Toute cette introduction vise à corroborer en partie les propos d’Ofelia (dans son enquête vidéo : Qu’est-ce qui ne va pas avec notre génération ? Comment être heureux ? ), lorsqu’elle affirme que sa génération est brisée et tente d’en comprendre les raisons, en replaçant dans leur contexte les causes historiques de cette rupture, sans pour autant nier l’existence d’invariants génériques qui constituent la disjonction humaine, hélas trop humaine, qui nous caractérise (cette dernière partie est de mon point de vue).
Comprendre certaines des raisons, faire les liens et se sentir concerné par le problème est un pas important vers le changement. Il ne s’agit pas de se réfugier dans une identité générationnelle, et encore moins dans une mentalité de victime.
Il serait peut-être exagéré de dire que certaines réactions à la vidéo relèvent du mansplaining , mais il y a une part de vérité là-dedans. Sans m’y attarder, j’aimerais aborder la question fondamentale : le bonheur que procure la connaissance.
Les explications totalisantes sont inutiles si l’on ne s’implique pas dans le sujet, si l’on ne se sent pas affecté par ce qui se passe et si l’on n’en recherche pas la cause ou si l’on n’en devient pas la cause ; il ne s’agit pas de discuter de simples mots ou de définitions abstraites, mais de la manière dont les théories prennent forme, se mobilisent ou non pour agir ; quel que soit le lieu où l’action est inscrite.
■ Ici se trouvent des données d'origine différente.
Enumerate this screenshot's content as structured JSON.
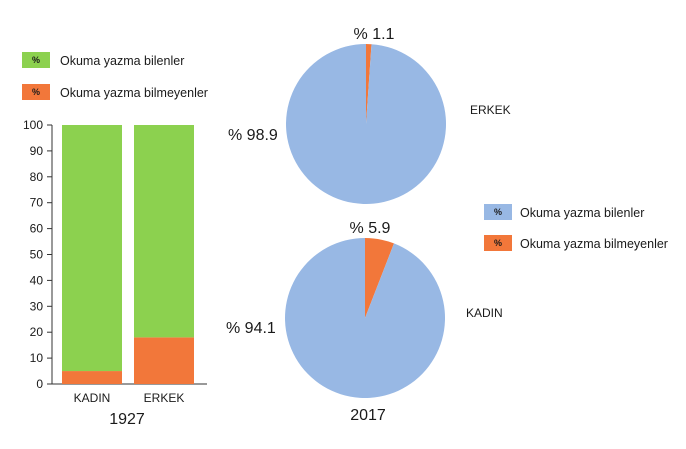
{
  "colors": {
    "bar_literate": "#8CD14F",
    "bar_illiterate": "#F2773A",
    "pie_literate": "#98B8E4",
    "pie_illiterate": "#F2773A",
    "axis": "#333333"
  },
  "chart_data": [
    {
      "type": "bar",
      "stacked": true,
      "categories": [
        "KADIN",
        "ERKEK"
      ],
      "series": [
        {
          "name": "Okuma yazma bilmeyenler",
          "values": [
            5,
            18
          ]
        },
        {
          "name": "Okuma yazma bilenler",
          "values": [
            95,
            82
          ]
        }
      ],
      "yticks": [
        "0",
        "10",
        "20",
        "30",
        "40",
        "50",
        "60",
        "70",
        "80",
        "90",
        "100"
      ],
      "ylim": [
        0,
        100
      ],
      "xlabel": "1927",
      "legend": {
        "placement": "top-left",
        "items": [
          {
            "symbol": "%",
            "label": "Okuma yazma bilenler"
          },
          {
            "symbol": "%",
            "label": "Okuma yazma bilmeyenler"
          }
        ]
      }
    },
    {
      "type": "pie",
      "title": "ERKEK",
      "slices": [
        {
          "name": "Okuma yazma bilmeyenler",
          "value": 1.1,
          "label": "% 1.1"
        },
        {
          "name": "Okuma yazma bilenler",
          "value": 98.9,
          "label": "% 98.9"
        }
      ]
    },
    {
      "type": "pie",
      "title": "KADIN",
      "slices": [
        {
          "name": "Okuma yazma bilmeyenler",
          "value": 5.9,
          "label": "% 5.9"
        },
        {
          "name": "Okuma yazma bilenler",
          "value": 94.1,
          "label": "% 94.1"
        }
      ],
      "xlabel": "2017",
      "legend": {
        "placement": "right",
        "items": [
          {
            "symbol": "%",
            "label": "Okuma yazma bilenler"
          },
          {
            "symbol": "%",
            "label": "Okuma yazma bilmeyenler"
          }
        ]
      }
    }
  ]
}
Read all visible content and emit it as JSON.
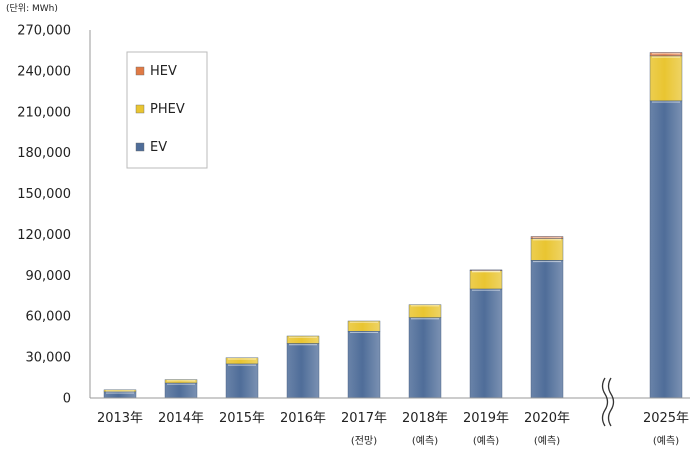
{
  "chart_data": {
    "type": "bar",
    "stacked": true,
    "unit_label": "(단위: MWh)",
    "categories": [
      "2013年",
      "2014年",
      "2015年",
      "2016年",
      "2017年",
      "2018年",
      "2019年",
      "2020年",
      "2025年"
    ],
    "category_notes": [
      "",
      "",
      "",
      "",
      "(전망)",
      "(예측)",
      "(예측)",
      "(예측)",
      "(예측)"
    ],
    "series": [
      {
        "name": "EV",
        "color": "#4f6d99",
        "values": [
          4500,
          11000,
          25000,
          40000,
          49000,
          59000,
          80000,
          101000,
          218000
        ]
      },
      {
        "name": "PHEV",
        "color": "#e9c531",
        "values": [
          1500,
          2500,
          4500,
          5500,
          7500,
          9500,
          13500,
          16000,
          33000
        ]
      },
      {
        "name": "HEV",
        "color": "#e07a45",
        "values": [
          0,
          0,
          0,
          0,
          0,
          0,
          500,
          1500,
          2500
        ]
      }
    ],
    "ylim": [
      0,
      270000
    ],
    "yticks": [
      "0",
      "30,000",
      "60,000",
      "90,000",
      "120,000",
      "150,000",
      "180,000",
      "210,000",
      "240,000",
      "270,000"
    ],
    "axis_break": "≈",
    "legend_position": "top-left"
  }
}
Réaliser une vidéo est un acte, écrire est un acte, enseigner est un acte, analyser est un acte ; pourvu que cela parte de ce qui nous affecte, pour comprendre le schéma de pouvoir qui nous maintient, pour le transformer en l’usage différencié que nous pouvons lui donner à travers notre propre constitution.
Tenter de corriger ou d’expliquer ce que font les autres n’est pas un acte, cela n’accomplit rien, cela ne contribue en rien à transformer ou à créer quoi que ce soit ; nous devons apprendre à toujours partir de ce qu’une œuvre, un geste ou une pensée éveille ou active en nous, à nous impliquer par affection pour faire de même ; la logique de la réfutation en ligne, le harcèlement en ligne qui vise à dominer, dompter ou réduire au silence l’autre font partie du mécanisme de pouvoir qui nous fait tourner en rond sans que rien ne change.
Comment encourager les autres à continuer de créer des vidéos, de s’engager en politique, d’étudier les sciences et de créer de l’art à leur manière ? Par l’exemple. Autrement dit, par notre corps, notre esprit et la façon unique dont chacun se connecte aux autres, selon une règle simple : si l’un de ces éléments faiblit, tout s’écroule. La fragilité même de cette règle est la plus grande force et la plus grande satisfaction que l’on puisse atteindre, et le seul moyen d’élever le singulier à l’universel sans aplatir les formes ni rigidifier le contenu.
Reconnaître la fragilité de ce qui est saisi et exprimé dans un acte authentique n’a rien à voir avec le fait d’être brisé ou de le nier obstinément en imposant une explication se prétendant supérieure ; c’est pratiquer ce troisième type de connaissance que Spinoza n’a atteint que quelques fois, mais qui persiste à travers l’histoire de la pensée. Nous pouvons encore concilier connaissance et bonheur et rendre la pratique philosophique accessible à tous ceux qui le désirent ; c’est le seul moyen de lutter contre la folie programmée et reproduite sur les réseaux sociaux qui nous tient captifs aujourd’hui.